米国の健康医療分野の大規模情報漏えい事案の例（出典：日本クラウドセキュリティアライアンス・健康医療情報管理ユーザーワーキンググループ・2015年2月））

　米国の場合、「医療保険の携行性と責任に関する法律（通称：HIPAA）」に規定された「保護対象保健情報（PHI）」が流出したとなれば、速やかに保健福祉省（HHS）へ報告しなければならない。Anthemは、2013年にHIPAA違反で170万ドルの民事制裁金を科せられたことがある（HHSのプレスリリース）ことから、今回の事案によって再発防止策の有効性が問われることになる。

　Anthemの事案では、暗号化していなかった保存データがサイバー攻撃を受けて医療情報が外部流出したことが報じられた（参考：Wall Street Journalの記事）。HIPAAは、保存データの暗号化を規定しているが、必ずしも全てを強制しているわけではない。これに対して州レベルでは、ニュージャージー州が、2015年から保存する医療データの暗号化を義務付ける基準を施行する（関連法案のPDF）など、暗号化技術への関心が高まっている。

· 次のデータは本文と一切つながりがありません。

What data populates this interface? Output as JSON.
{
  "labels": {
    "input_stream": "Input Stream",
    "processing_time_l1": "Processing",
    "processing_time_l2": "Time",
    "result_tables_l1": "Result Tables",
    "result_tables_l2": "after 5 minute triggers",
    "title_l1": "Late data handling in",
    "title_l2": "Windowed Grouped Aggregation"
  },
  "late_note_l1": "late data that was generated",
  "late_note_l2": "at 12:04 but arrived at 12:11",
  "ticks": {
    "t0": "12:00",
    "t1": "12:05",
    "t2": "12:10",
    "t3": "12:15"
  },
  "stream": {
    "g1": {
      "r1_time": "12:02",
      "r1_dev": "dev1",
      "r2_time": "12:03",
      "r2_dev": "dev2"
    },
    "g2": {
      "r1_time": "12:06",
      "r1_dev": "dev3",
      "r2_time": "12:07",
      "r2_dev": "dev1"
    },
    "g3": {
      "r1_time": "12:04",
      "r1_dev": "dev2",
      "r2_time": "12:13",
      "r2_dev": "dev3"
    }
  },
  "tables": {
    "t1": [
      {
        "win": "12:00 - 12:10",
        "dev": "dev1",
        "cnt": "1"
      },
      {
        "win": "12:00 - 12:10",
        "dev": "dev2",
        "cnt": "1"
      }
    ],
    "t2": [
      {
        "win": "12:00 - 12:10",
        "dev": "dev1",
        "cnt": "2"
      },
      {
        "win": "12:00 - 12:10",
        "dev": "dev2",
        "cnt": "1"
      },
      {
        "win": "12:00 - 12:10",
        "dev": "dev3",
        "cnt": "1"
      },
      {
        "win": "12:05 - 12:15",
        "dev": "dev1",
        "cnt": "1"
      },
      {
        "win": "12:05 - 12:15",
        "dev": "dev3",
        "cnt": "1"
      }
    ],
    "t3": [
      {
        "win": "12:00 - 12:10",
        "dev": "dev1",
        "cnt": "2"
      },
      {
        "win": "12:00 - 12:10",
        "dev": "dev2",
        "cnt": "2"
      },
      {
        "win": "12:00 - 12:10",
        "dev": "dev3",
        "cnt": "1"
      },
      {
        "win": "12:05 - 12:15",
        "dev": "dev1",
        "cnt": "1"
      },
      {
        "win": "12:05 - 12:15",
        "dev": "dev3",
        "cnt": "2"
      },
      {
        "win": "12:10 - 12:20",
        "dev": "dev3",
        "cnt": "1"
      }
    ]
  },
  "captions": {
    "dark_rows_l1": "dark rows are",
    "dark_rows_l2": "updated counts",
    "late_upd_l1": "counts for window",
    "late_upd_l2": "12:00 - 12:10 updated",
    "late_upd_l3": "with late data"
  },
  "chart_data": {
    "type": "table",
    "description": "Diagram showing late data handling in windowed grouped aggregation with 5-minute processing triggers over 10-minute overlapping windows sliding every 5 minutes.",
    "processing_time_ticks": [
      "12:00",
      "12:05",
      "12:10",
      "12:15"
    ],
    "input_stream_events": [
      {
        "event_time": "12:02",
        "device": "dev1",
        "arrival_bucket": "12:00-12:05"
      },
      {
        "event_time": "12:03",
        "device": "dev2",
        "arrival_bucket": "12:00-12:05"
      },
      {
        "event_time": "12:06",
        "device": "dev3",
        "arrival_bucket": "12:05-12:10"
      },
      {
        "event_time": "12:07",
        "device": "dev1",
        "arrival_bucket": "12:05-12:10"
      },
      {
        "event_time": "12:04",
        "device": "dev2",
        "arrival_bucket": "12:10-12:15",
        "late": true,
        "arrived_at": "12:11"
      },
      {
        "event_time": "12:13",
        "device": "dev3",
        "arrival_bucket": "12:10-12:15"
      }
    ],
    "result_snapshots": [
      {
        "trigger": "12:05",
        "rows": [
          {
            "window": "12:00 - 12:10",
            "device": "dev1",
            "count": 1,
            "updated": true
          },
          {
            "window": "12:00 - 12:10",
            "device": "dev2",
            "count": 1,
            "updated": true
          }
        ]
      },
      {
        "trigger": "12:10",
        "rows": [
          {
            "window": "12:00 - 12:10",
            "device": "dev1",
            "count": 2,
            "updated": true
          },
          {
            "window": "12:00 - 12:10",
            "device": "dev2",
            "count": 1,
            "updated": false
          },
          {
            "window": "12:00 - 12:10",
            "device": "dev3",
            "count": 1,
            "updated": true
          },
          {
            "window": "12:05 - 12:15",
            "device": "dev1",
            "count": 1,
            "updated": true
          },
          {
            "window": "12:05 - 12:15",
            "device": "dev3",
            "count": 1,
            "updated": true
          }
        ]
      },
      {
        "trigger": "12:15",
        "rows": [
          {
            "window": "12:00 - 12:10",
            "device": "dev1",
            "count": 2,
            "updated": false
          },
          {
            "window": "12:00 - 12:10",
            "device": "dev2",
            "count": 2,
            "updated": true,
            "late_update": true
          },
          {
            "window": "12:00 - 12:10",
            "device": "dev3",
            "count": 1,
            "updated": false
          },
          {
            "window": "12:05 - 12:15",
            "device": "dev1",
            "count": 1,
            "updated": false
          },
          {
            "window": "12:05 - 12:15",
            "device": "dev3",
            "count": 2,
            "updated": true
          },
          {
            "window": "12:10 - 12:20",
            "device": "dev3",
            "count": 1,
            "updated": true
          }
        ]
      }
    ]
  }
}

　日本の厚生労働省の「医療情報システムの安全管理に関するガイドライン 第4.2版」では、データ送受信時の暗号化について規定しているが、保存データの暗号化に関わる規定はない。保存データの暗号化はITガバナンスの向上に寄与する反面、業務部門のデータベース管理者やデータサイエンティストが担う分析・運用のパフォーマンスを左右する可能性があるので、悩ましい問題だ。

連鎖反応的に負荷が増すサイバー攻撃後のコンプライアンス対応

　前回の記事で取り上げたCommunity Health Systems（CHS）やソニー・ピクチャーズ・エンタテインメント（SPE）の事例と同様に、Anthemの責任範囲はHIPAAだけに留まらない。

　例えば、国土安全保障省（DHS）や連邦捜査局（FBI）の調査、米国企業改革法（SOX）の内部統制、顧客の損害賠償請求訴訟へのeディスカバリー対応に加えて、保険会社を所管するニューヨーク州金融サービス局（DFS）によるサイバーセキュリティ調査（DFSプレスリリースを参照）、顧客を標的にしたフィッシング攻撃に対する連邦取引委員会（FTC）の注意喚起（FTCブログを参照）など、負荷が増大している。

　このように、サイバー攻撃によるインシデントへの対応を行う過程では顧客、従業員、所管官庁、地域住民など、様々なステークホルダーに関わる法令順守の問題が連鎖反応的に拡大していく。このため、あらかじめ情報セキュリティ管理者や個人情報保護管理者が、業務部門のデータベース管理者やデータサイエンティストと連携して動ける組織体制を構築し、訓練しておかないと危機を乗り越えられない。